The series-parallel connection bidirectional asymmetric cavity convolution realizes multi-scale feature fusion by fusing and adding expansion convolutions of different dimensions, capturing richer global semantic information by multiplying the network receptive field under the condition of not reducing the resolution of a feature map, and fusing feature information of different depths and widths together in a stacking mode through a series-parallel connection structure. The decoder part performs up-sampling by using the transposed convolution to restore a semantic label graph with the same scale as the original image, and the cross-connection part is different from a U-net network to splice and fuse the characteristic graph of the encoder and the characteristic graph of the decoder. Moreover, the cross entropy loss is a target optimization function commonly used in the semantic segmentation task, and is used as a loss evaluation criterion for semantic information of the overlapping segmentation processing, that is, for embodying the semantic loss degree of the overlapping region, the expression of the cross entropy loss is as follows:
wherein, l is the true label of each pixel point, l: Ω → {1,2, … K }, w representing weight values that measure the importance of different pixels. According to the method, greater punishment weight is given to cloud shadow types to make up for the shortage of the cloud shadow types in the training data, P is the result of the last layer of feature graph of the network normalized by softmax, and the specific expression is as follows:
wherein, ak'(x) The response value of the position pixel x at the K' th layer of the feature map is shown, and K is the category number.
The number of samples is generally expanded by a data enhancement method before the model is trained, and the generalization capability of the model is improved. Because the satellite cloud layer image has isotropy and has no so-called upper, lower, left and right parts, the data can be effectively amplified by rotating and overturning the image. Meanwhile, as the satellite cloud layer images are in a overlook state, most objects are stretched and extended, and the semantics can be kept unchanged. Moreover, the satellite cloud layer images have some brightness changes due to different shooting time, and the earth surface coverage of each place has larger difference, so that the method can be used for enhancing the input sample by using a color amplification method.

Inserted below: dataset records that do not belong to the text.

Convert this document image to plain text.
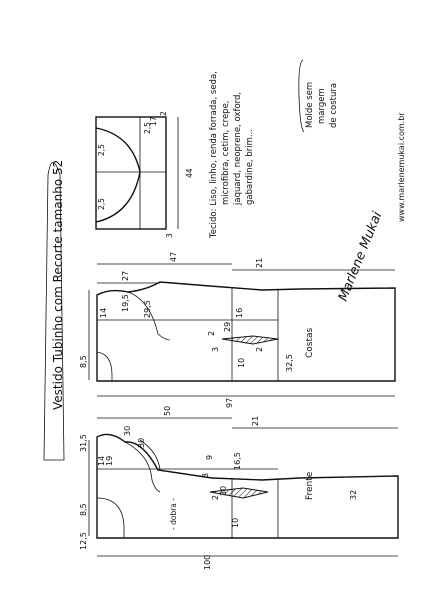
Vestido Tubinho com Recorte tamanho 52	Costas
47
21
27
29,5
19,5
14
8,5
97
2
29
16
10	32,5
3	2
Frente
- dobra -
50
21
30
30
31,5
19
14
8,5
12,5
100
32
16,5
10
3
9
2
30
44
2,5
2,5
2,5
17
2
3	Tecido: Liso, linho, renda forrada, seda, microfibra, cetim, crepe, jaquard, neoprene, oxford, gabardine, brim...
Marlene Mukai
Molde sem margem de costura
www.marlenemukai.com.br
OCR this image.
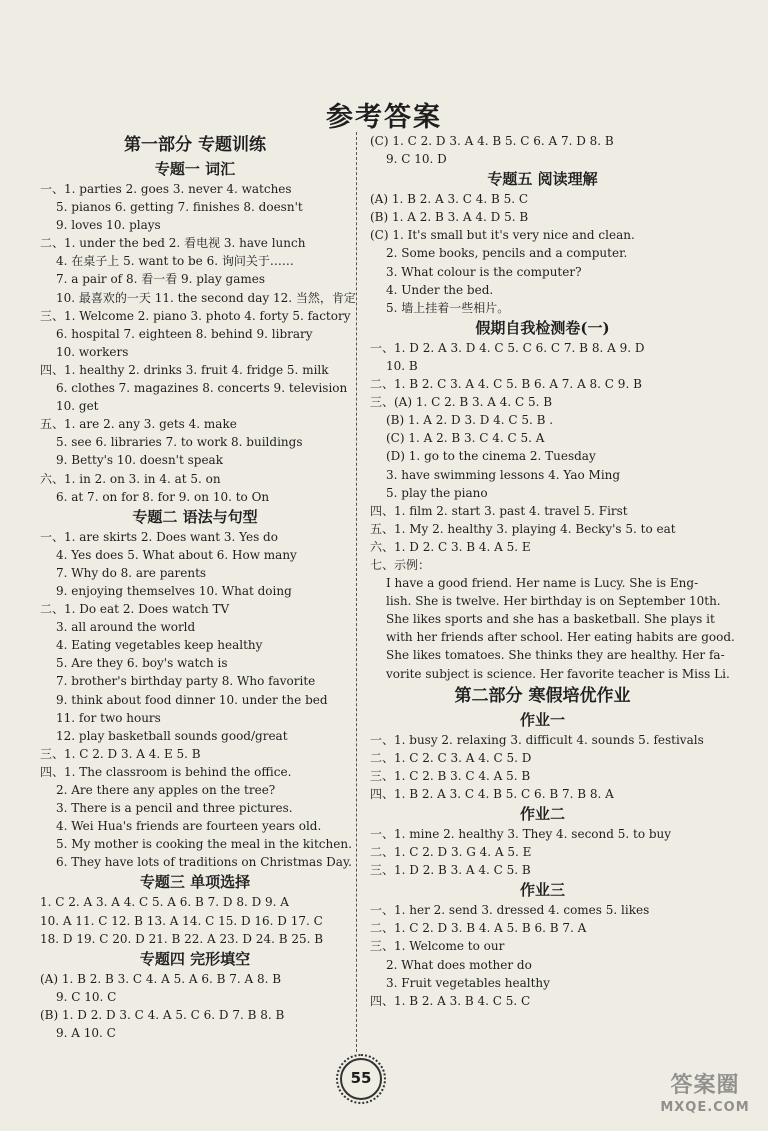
参考答案
第一部分 专题训练
专题一 词汇
一、1. parties 2. goes 3. never 4. watches
5. pianos 6. getting 7. finishes 8. doesn't
9. loves 10. plays
二、1. under the bed 2. 看电视 3. have lunch
4. 在桌子上 5. want to be 6. 询问关于……
7. a pair of 8. 看一看 9. play games
10. 最喜欢的一天 11. the second day 12. 当然，肯定
三、1. Welcome 2. piano 3. photo 4. forty 5. factory
6. hospital 7. eighteen 8. behind 9. library
10. workers
四、1. healthy 2. drinks 3. fruit 4. fridge 5. milk
6. clothes 7. magazines 8. concerts 9. television
10. get
五、1. are 2. any 3. gets 4. make
5. see 6. libraries 7. to work 8. buildings
9. Betty's 10. doesn't speak
六、1. in 2. on 3. in 4. at 5. on
6. at 7. on for 8. for 9. on 10. to On
专题二 语法与句型
一、1. are skirts 2. Does want 3. Yes do
4. Yes does 5. What about 6. How many
7. Why do 8. are parents
9. enjoying themselves 10. What doing
二、1. Do eat 2. Does watch TV
3. all around the world
4. Eating vegetables keep healthy
5. Are they 6. boy's watch is
7. brother's birthday party 8. Who favorite
9. think about food dinner 10. under the bed
11. for two hours
12. play basketball sounds good/great
三、1. C 2. D 3. A 4. E 5. B
四、1. The classroom is behind the office.
2. Are there any apples on the tree?
3. There is a pencil and three pictures.
4. Wei Hua's friends are fourteen years old.
5. My mother is cooking the meal in the kitchen.
6. They have lots of traditions on Christmas Day.
专题三 单项选择
1. C 2. A 3. A 4. C 5. A 6. B 7. D 8. D 9. A
10. A 11. C 12. B 13. A 14. C 15. D 16. D 17. C
18. D 19. C 20. D 21. B 22. A 23. D 24. B 25. B
专题四 完形填空
(A) 1. B 2. B 3. C 4. A 5. A 6. B 7. A 8. B
9. C 10. C
(B) 1. D 2. D 3. C 4. A 5. C 6. D 7. B 8. B
9. A 10. C
(C) 1. C 2. D 3. A 4. B 5. C 6. A 7. D 8. B
9. C 10. D
专题五 阅读理解
(A) 1. B 2. A 3. C 4. B 5. C
(B) 1. A 2. B 3. A 4. D 5. B
(C) 1. It's small but it's very nice and clean.
2. Some books, pencils and a computer.
3. What colour is the computer?
4. Under the bed.
5. 墙上挂着一些相片。
假期自我检测卷(一)
一、1. D 2. A 3. D 4. C 5. C 6. C 7. B 8. A 9. D
10. B
二、1. B 2. C 3. A 4. C 5. B 6. A 7. A 8. C 9. B
三、(A) 1. C 2. B 3. A 4. C 5. B
(B) 1. A 2. D 3. D 4. C 5. B .
(C) 1. A 2. B 3. C 4. C 5. A
(D) 1. go to the cinema 2. Tuesday
3. have swimming lessons 4. Yao Ming
5. play the piano
四、1. film 2. start 3. past 4. travel 5. First
五、1. My 2. healthy 3. playing 4. Becky's 5. to eat
六、1. D 2. C 3. B 4. A 5. E
七、示例：
I have a good friend. Her name is Lucy. She is Eng-
lish. She is twelve. Her birthday is on September 10th.
She likes sports and she has a basketball. She plays it
with her friends after school. Her eating habits are good.
She likes tomatoes. She thinks they are healthy. Her fa-
vorite subject is science. Her favorite teacher is Miss Li.
第二部分 寒假培优作业
作业一
一、1. busy 2. relaxing 3. difficult 4. sounds 5. festivals
二、1. C 2. C 3. A 4. C 5. D
三、1. C 2. B 3. C 4. A 5. B
四、1. B 2. A 3. C 4. B 5. C 6. B 7. B 8. A
作业二
一、1. mine 2. healthy 3. They 4. second 5. to buy
二、1. C 2. D 3. G 4. A 5. E
三、1. D 2. B 3. A 4. C 5. B
作业三
一、1. her 2. send 3. dressed 4. comes 5. likes
二、1. C 2. D 3. B 4. A 5. B 6. B 7. A
三、1. Welcome to our
2. What does mother do
3. Fruit vegetables healthy
四、1. B 2. A 3. B 4. C 5. C
55	答案圈
MXQE.COM
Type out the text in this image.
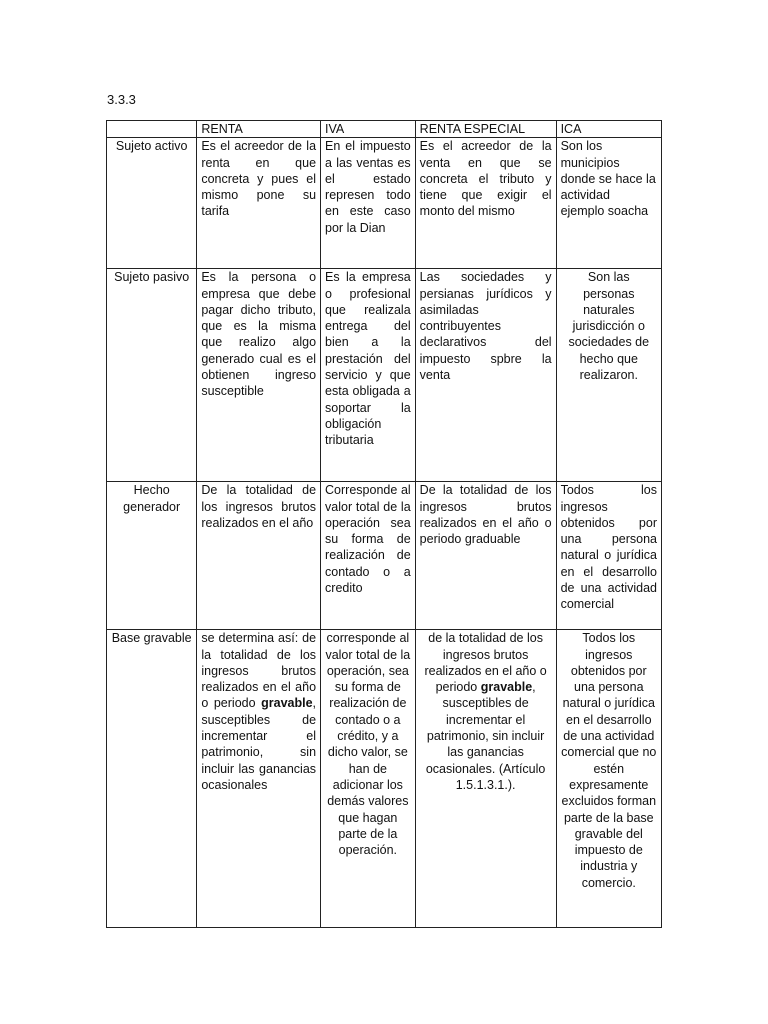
3.3.3
	RENTA	IVA	RENTA ESPECIAL	ICA
Sujeto activo	Es el acreedor de la renta en que concreta y pues el mismo pone su tarifa	En el impuesto a las ventas es el estado represen todo en este caso por la Dian	Es el acreedor de la venta en que se concreta el tributo y tiene que exigir el monto del mismo	Son los municipios donde se hace la actividad ejemplo soacha
Sujeto pasivo	Es la persona o empresa que debe pagar dicho tributo, que es la misma que realizo algo generado cual es el obtienen ingreso susceptible	Es la empresa o profesional que realizala entrega del bien a la prestación del servicio y que esta obligada a soportar la obligación tributaria	Las sociedades y persianas jurídicos y asimiladas contribuyentes declarativos del impuesto spbre la venta	Son las personas naturales jurisdicción o sociedades de hecho que realizaron.
Hecho generador	De la totalidad de los ingresos brutos realizados en el año	Corresponde al valor total de la operación sea su forma de realización de contado o a credito	De la totalidad de los ingresos brutos realizados en el año o periodo graduable	Todos los ingresos obtenidos por una persona natural o jurídica en el desarrollo de una actividad comercial
Base gravable	se determina así: de la totalidad de los ingresos brutos realizados en el año o periodo gravable, susceptibles de incrementar el patrimonio, sin incluir las ganancias ocasionales	corresponde al valor total de la operación, sea su forma de realización de contado o a crédito, y a dicho valor, se han de adicionar los demás valores que hagan parte de la operación.	de la totalidad de los ingresos brutos realizados en el año o periodo gravable, susceptibles de incrementar el patrimonio, sin incluir las ganancias ocasionales. (Artículo 1.5.1.3.1.).	Todos los ingresos obtenidos por una persona natural o jurídica en el desarrollo de una actividad comercial que no estén expresamente excluidos forman parte de la base gravable del impuesto de industria y comercio.
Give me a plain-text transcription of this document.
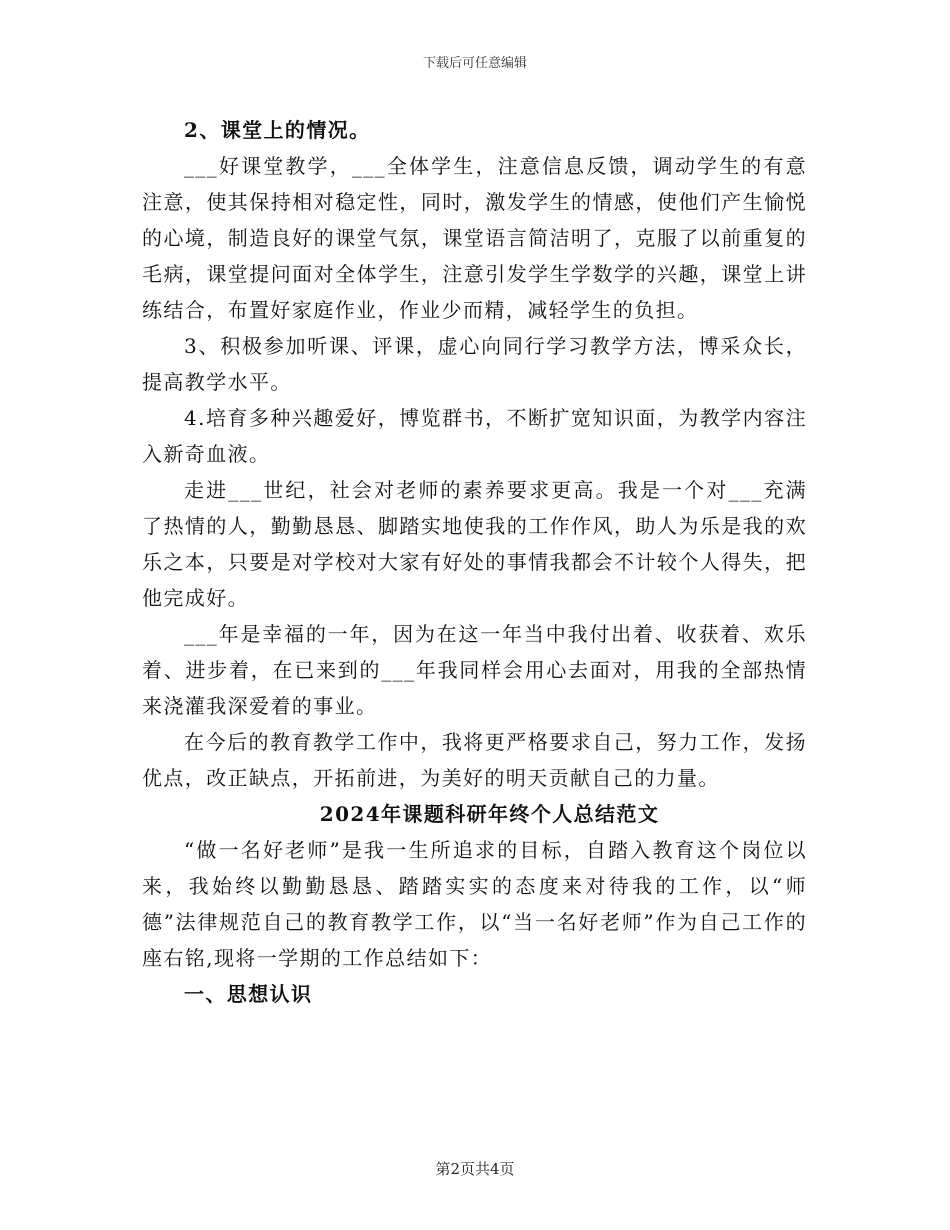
下载后可任意编辑

2、课堂上的情况。

___好课堂教学，___全体学生，注意信息反馈，调动学生的有意注意，使其保持相对稳定性，同时，激发学生的情感，使他们产生愉悦的心境，制造良好的课堂气氛，课堂语言简洁明了，克服了以前重复的毛病，课堂提问面对全体学生，注意引发学生学数学的兴趣，课堂上讲练结合，布置好家庭作业，作业少而精，减轻学生的负担。

3、积极参加听课、评课，虚心向同行学习教学方法，博采众长，提高教学水平。

4.培育多种兴趣爱好，博览群书，不断扩宽知识面，为教学内容注入新奇血液。

走进___世纪，社会对老师的素养要求更高。我是一个对___充满了热情的人，勤勤恳恳、脚踏实地使我的工作作风，助人为乐是我的欢乐之本，只要是对学校对大家有好处的事情我都会不计较个人得失，把他完成好。

___年是幸福的一年，因为在这一年当中我付出着、收获着、欢乐着、进步着，在已来到的___年我同样会用心去面对，用我的全部热情来浇灌我深爱着的事业。

在今后的教育教学工作中，我将更严格要求自己，努力工作，发扬优点，改正缺点，开拓前进，为美好的明天贡献自己的力量。

2024年课题科研年终个人总结范文

“做一名好老师”是我一生所追求的目标，自踏入教育这个岗位以来，我始终以勤勤恳恳、踏踏实实的态度来对待我的工作，以“师德”法律规范自己的教育教学工作，以“当一名好老师”作为自己工作的座右铭,现将一学期的工作总结如下：

一、思想认识

第2页共4页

In the actual processing process, the image width of the satellite cloud layer image is large, for example, a GF-1 panoramic image, the size of which is about 15000 × 15000, and the specific processing method is as follows:
1. dividing the satellite cloud layer image into a plurality of 512 x 512 overlapped cloud layer images with overlapped areas;
2. passing the overlapped cloud layer image through a plurality of down-sampling residual error modules, and fusing an output feature layer of each down-sampling residual error module with an output feature layer of a corresponding up-sampling residual error module;
3. inputting the feature layer output by the last downsampling residual module into a bidirectional asymmetric cavity convolution model to obtain three feature layers of each overlapped cloud layer image, namely a cloud feature layer, a cloud shadow feature layer and a background feature layer, wherein the background feature layer comprises an ice and snow layer, a water body layer and a terrain shadow layer;
4. acquiring the feature probability of each pixel point of each feature layer after softmax normalization, and adding the feature probabilities of the same pixel points of different overlapped cloud layer images on the same feature layer to obtain the probability of each pixel point on different feature layers;
5. selecting the category of the maximum probability on each feature layer as the determination category of each pixel point of the overlapping region, for example, if the probability of a pixel point on the feature layer of the cloud shadow is maximum, the gray value output on the same pixel point on the output layer is 128, that is, gray; if the probability of the pixel point on the feature layer of the cloud layer is the maximum, the gray value output on the same pixel point on the output layer is 255, namely white; if the probability of the pixel point on the feature layer of the mountain ice and snow background is the maximum, the gray value output on the same pixel point on the output layer is 0, that is, black.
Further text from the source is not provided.